Tuesday, February 16, 2010

Vendhaya Mor kuzhambu

SE of Denu Food is hosting an event called cooking with seeds, which is originally started by Priya.  And this month it is Fenugreek seeds.  

Fenugreek seeds are primarily used as a spice in cooking, it is also used to treat variety of health problems.  It is good for digestion and weight loss.  It controls diabetes and high blood sugar.  Drinking fenugreek tea every day strengthens the respiratory and reproductive systems.

1/2 cup - White Pumpkin / Chayote squash(Bangalore kathrika or Chow-Chow) / Okra
1 cup -  Curd / yogurt
1/2 tsp -  Turmeric powder
Salt - to taste
To roast and grind:                                                         
2TBSP -  Rice
1TBSP - vendhayam / Fenugreek seeds
1/2 tsp - black pepper
1 tsp - cumin seeds / jeeragam
2 - Red chillies
2 - Green chillies
1/2 inch ginger
1/2 cup - grated fresh coconut

For tempering:
1 TBSP - Oil
1 tsp - Mustard seeds
Few curry leaves

  1. Heat 1/2 tsp of oil in a small skillet, and roast all the ingredients from the to grind list except the coconut till golden brown.

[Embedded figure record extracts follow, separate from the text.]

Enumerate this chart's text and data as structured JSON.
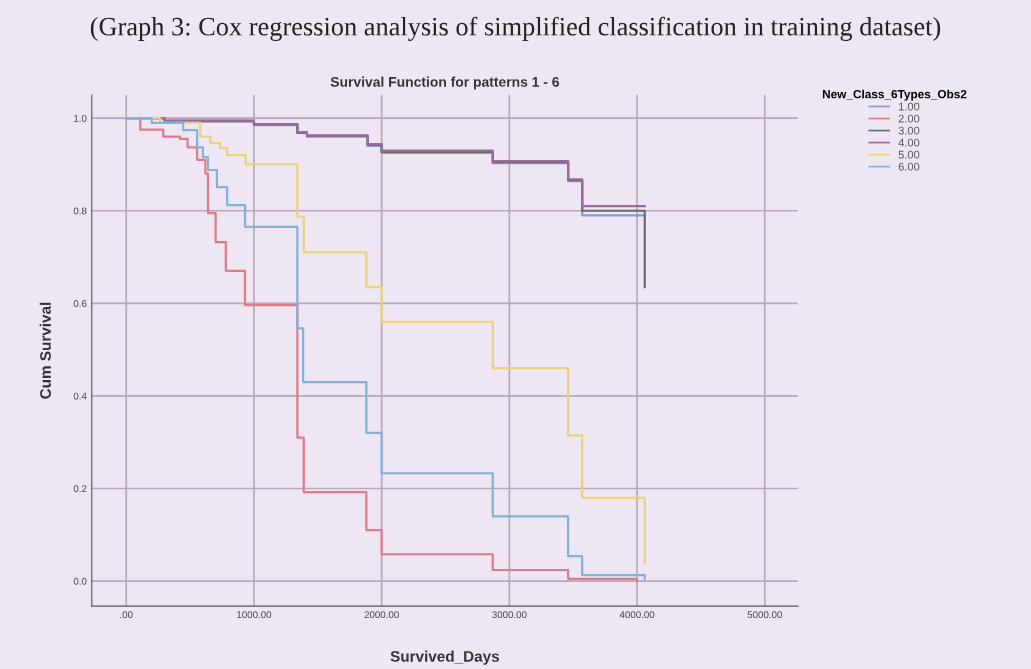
{
  "chart_data": {
    "type": "step",
    "title": "Survival Function for patterns 1 - 6",
    "xlabel": "Survived_Days",
    "ylabel": "Cum Survival",
    "legend_title": "New_Class_6Types_Obs2",
    "annotations": [
      "(Graph 3: Cox regression analysis of simplified classification in training dataset)"
    ],
    "xlim": [
      -270,
      5260
    ],
    "ylim": [
      -0.054,
      1.05
    ],
    "xticks": [
      {
        "value": 0,
        "label": ".00"
      },
      {
        "value": 1000,
        "label": "1000.00"
      },
      {
        "value": 2000,
        "label": "2000.00"
      },
      {
        "value": 3000,
        "label": "3000.00"
      },
      {
        "value": 4000,
        "label": "4000.00"
      },
      {
        "value": 5000,
        "label": "5000.00"
      }
    ],
    "yticks": [
      {
        "value": 0,
        "label": "0.0"
      },
      {
        "value": 0.2,
        "label": "0.2"
      },
      {
        "value": 0.4,
        "label": "0.4"
      },
      {
        "value": 0.6,
        "label": "0.6"
      },
      {
        "value": 0.8,
        "label": "0.8"
      },
      {
        "value": 1,
        "label": "1.0"
      }
    ],
    "grid": true,
    "legend": "top right",
    "marker": "none",
    "line_style": "solid",
    "series": [
      {
        "name": "1.00",
        "color": "#8a9bc8",
        "x": [
          0,
          300,
          1000,
          1340,
          1415,
          1890,
          2000,
          2870,
          3460,
          3570,
          4060
        ],
        "values": [
          1.0,
          0.995,
          0.985,
          0.968,
          0.96,
          0.94,
          0.925,
          0.903,
          0.864,
          0.79,
          0.79
        ]
      },
      {
        "name": "2.00",
        "color": "#e07a86",
        "x": [
          0,
          110,
          290,
          420,
          480,
          555,
          620,
          640,
          700,
          780,
          930,
          1340,
          1390,
          1880,
          2000,
          2870,
          3460,
          4000
        ],
        "values": [
          1.0,
          0.975,
          0.96,
          0.955,
          0.937,
          0.91,
          0.88,
          0.795,
          0.732,
          0.67,
          0.596,
          0.31,
          0.192,
          0.11,
          0.058,
          0.024,
          0.005,
          0.0
        ]
      },
      {
        "name": "3.00",
        "color": "#6b6b6b",
        "x": [
          0,
          300,
          1000,
          1340,
          1415,
          1890,
          2000,
          2870,
          3460,
          3570,
          4060
        ],
        "values": [
          1.0,
          0.993,
          0.987,
          0.968,
          0.962,
          0.942,
          0.927,
          0.905,
          0.866,
          0.8,
          0.635
        ]
      },
      {
        "name": "4.00",
        "color": "#9a6a9e",
        "x": [
          0,
          300,
          1000,
          1340,
          1415,
          1890,
          2000,
          2870,
          3460,
          3570,
          4060
        ],
        "values": [
          1.0,
          0.994,
          0.986,
          0.97,
          0.963,
          0.944,
          0.93,
          0.907,
          0.868,
          0.81,
          0.81
        ]
      },
      {
        "name": "5.00",
        "color": "#e8d27a",
        "x": [
          0,
          265,
          580,
          660,
          735,
          790,
          935,
          1340,
          1390,
          1880,
          2000,
          2870,
          3460,
          3570,
          4060
        ],
        "values": [
          1.0,
          0.99,
          0.96,
          0.946,
          0.935,
          0.92,
          0.9,
          0.787,
          0.71,
          0.635,
          0.56,
          0.46,
          0.315,
          0.18,
          0.04
        ]
      },
      {
        "name": "6.00",
        "color": "#7fb3d8",
        "x": [
          0,
          200,
          446,
          555,
          600,
          640,
          710,
          790,
          930,
          1340,
          1385,
          1880,
          2000,
          2870,
          3460,
          3570,
          4060
        ],
        "values": [
          1.0,
          0.99,
          0.974,
          0.937,
          0.916,
          0.888,
          0.851,
          0.812,
          0.765,
          0.546,
          0.43,
          0.32,
          0.233,
          0.14,
          0.054,
          0.013,
          0.005
        ]
      }
    ]
  }
}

Let it cool and grind it along with the coconut to a smooth paste.
  2. If you are using white pumpkin or the chayote squash peel the skin off and cut it into big chunks.  Boil the vegetables in water until tender.  You can also cook it in the microwave for 3 minutes.
  3. When using okra / vendaikai, cut them into 3/4 inch pieces and saute it in 2 tsp of oil.
  4. In a vessel, pour the curd / yogurt and add the ground paste.
  5. Add salt and turmeric powder and mix well.
  6. Heat the curd / yogurt mix till it becomes frothy.  Do not let the gravy boil like sambar / rasam.
  7. Add the cooked vegetables.  Reduce the heat and cook for another minute.
  8. Fry the ingredients for the tempering in oil and add it to the gravy.
Cauliflower Paruppu usili
Fenugreek Tea:

1 tsp fenugreek seeds (வெந்தயம்)
1 cup water
1/2 -1 1/2 tsp honey (Optional)
Soak the seeds in water overnight.  In the morning boil the seeds and the water.  Drain the water and add honey.


  1. Woww this mor kuzhambu with venthayam sounds really delicious...lovely..

  2. Thats a nice recipe,gravy looks delicious...

  3. What a tasty plate of food to have, everything looks good to me. Love the Mor Kuzhumbu.

  4. Latha, great to have found your blog. That is indeed a great way to use chayote squash. The fenugreek seeds should give the mor kozhambu a nice kick.

  5. Loved both the mor kuzhambu and usli.. i have never tried making usli with cauliflower ..sounds interesting will surely try it .

  6. Looks tempting!
    New here .Do drop by

  7. Thanks for dropping by my blog hope to see you there again soon The fenugreek tea sounds very unique and tempting.You have agreat collection of recipes.

  8. very tempting..thnx for sending it to the event !

  9. I've not made morkuzhambu with so much vendhayam before... will it be bitter? I just use it as a seasoning. Cauliflower parupu usli sounds different - do post it sometime.

  10. @lavanya: No it doesn't taste bitter at all. Just like beans usili, I just added cooked cauliflower. I will soon post the recipe too.

  11. hi lata...this is my first visit to ur blog...u hv a lovely blog with awesome recipes...this dish looks very yummy...its new 2 me, but lovely recipe, vl try sun...avacado buttermilk is also very invitng n intersting recipe...Hey i am following u so that i can track all ur future recipes and visit them n comment.


  12. thanks for visitng escapades usha....i am definitely going to try this one...i like yoghurt based dishes

  13. oops that was a typo... i mean latha and was chatting with usha when i was writing the comment...so sorry :)

  14. My husband who is not a big fan of Mor Kuzumbu loved this one. It went well with vegetable uppuma that I made yesterday. I was thinking about the cauliflower usili too. Please do post the recipe.

  15. @ Bharathy: hey are you my C from CA. Please let me know.